Newbridge has a public leisure centre which was opened in January 1997. The complex includes a swimming pool and a fitness suite which was enlarged from one to two floors in 2007. The second floor is a viewing area which looks over the pool.

===Workingman's Institute & Memorial Hall===
The Celynen Collieries' Institute (1908) and Memorial Hall (1925) on High Street, are both listed buildings, the Memo being Grade II*. The Institute is unusual as the miners themselves built it, borrowing the money through a private mortgage. The Memo was built to commemorate the 75 Newbridge men who died in the First World War. It is still the focus of Armistice Day and Remembrance Sunday activities every year.

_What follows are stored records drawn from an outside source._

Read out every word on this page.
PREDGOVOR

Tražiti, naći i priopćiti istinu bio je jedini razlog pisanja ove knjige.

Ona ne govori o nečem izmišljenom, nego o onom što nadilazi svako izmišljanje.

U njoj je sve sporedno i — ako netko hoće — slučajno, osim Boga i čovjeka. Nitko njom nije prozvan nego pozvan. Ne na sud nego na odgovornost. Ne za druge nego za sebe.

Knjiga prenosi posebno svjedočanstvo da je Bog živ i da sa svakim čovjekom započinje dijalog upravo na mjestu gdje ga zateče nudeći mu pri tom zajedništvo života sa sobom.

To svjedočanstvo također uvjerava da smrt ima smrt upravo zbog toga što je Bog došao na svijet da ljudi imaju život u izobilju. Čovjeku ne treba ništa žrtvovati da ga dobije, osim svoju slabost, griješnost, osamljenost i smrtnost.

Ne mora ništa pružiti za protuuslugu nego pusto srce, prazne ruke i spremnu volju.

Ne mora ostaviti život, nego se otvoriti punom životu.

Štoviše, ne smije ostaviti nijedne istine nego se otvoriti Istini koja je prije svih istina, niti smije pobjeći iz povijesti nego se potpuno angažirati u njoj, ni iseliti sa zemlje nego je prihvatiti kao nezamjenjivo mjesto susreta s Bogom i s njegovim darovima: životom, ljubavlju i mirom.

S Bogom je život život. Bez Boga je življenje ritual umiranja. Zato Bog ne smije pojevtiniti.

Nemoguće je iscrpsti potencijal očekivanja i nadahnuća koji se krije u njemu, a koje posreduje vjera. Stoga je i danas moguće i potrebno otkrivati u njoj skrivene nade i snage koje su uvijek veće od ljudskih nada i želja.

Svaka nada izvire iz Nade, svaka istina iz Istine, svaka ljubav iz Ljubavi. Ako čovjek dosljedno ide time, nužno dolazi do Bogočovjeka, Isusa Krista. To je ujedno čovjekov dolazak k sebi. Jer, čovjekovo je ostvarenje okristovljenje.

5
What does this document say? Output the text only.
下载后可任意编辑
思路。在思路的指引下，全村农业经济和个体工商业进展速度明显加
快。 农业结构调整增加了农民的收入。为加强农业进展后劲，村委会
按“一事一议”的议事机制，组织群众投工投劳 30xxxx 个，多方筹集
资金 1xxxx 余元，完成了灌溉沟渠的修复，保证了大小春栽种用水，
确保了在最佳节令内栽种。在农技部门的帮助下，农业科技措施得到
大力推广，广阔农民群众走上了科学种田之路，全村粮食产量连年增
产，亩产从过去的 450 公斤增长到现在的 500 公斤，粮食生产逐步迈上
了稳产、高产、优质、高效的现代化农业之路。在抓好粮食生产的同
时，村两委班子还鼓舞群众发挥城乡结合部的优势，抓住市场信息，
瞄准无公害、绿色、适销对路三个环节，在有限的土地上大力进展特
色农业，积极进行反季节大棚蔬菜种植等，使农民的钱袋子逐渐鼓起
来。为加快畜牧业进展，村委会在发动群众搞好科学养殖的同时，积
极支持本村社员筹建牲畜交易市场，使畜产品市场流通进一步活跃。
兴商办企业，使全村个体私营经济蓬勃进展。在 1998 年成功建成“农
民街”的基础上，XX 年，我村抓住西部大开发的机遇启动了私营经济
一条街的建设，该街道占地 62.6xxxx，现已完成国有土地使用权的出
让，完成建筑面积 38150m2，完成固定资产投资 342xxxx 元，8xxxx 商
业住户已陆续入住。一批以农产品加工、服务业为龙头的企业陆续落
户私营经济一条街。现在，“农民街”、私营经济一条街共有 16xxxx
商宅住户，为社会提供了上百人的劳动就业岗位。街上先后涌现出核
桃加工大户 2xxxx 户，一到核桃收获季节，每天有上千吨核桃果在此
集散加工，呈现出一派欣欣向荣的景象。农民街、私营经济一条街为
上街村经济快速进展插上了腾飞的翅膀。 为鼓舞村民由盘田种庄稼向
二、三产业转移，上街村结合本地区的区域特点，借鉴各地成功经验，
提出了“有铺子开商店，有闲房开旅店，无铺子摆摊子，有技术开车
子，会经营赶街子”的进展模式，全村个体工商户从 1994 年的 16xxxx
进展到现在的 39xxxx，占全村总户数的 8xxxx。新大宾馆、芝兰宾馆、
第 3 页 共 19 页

The Memo contains a ballroom with a sprung dance floor and an art deco auditorium which was designed to be both a theatre and a cinema. Both buildings now provide community facilities for local groups and societies, live music and community events but are both in urgent need of repair. After the mines closed, the Institute & Memorial Hall lost its income and became a drinking club. In 2004, when the local council was considering purchasing the land for a car park, a public meeting called by local MP Don Touhig led to the formation of The Friends of Newbridge Memo who got the buildings onto the BBC2 programme Restoration. They narrowly missed winning the final but received assistance from the Heritage Lottery Fund to begin the long process of raising money to restore both buildings. After a development grant was awarded by the Heritage Lottery Fund in summer 2009, Cadw and Caerphilly County Borough Council are actively supporting the scheme and the Big Lottery awarded £500,000 in December 2009. In July 2010 it was announced that the Heritage Lottery would grant the project £2.9 million to restore the buildings.

==Education==

Newbridge Secondary School (formerly known as Newbridge Comprehensive School and Newbridge Grammar School before that) is located in the town, catering for ~1000 pupils aged 11 to 16.
Tynewydd Primary School in Greenfield, Pantside Primary School, and Pentwynmawr Primary School cater for 4-11 year olds.

==Notable people==
See also :Category:People from Newbridge, Caerphilly

- Joe Calzaghe professional boxer
- Kim Simmonds of Savoy Brown
- Steve Strange, frontman of New Romantic band Visage; and Sir
- Terry Matthews, high-tech entrepreneur and owner of the Celtic Manor Resort
- John Dawes Welsh Rugby player
- Elliot Dee rugby player for Wales was born and raised in Newbridge.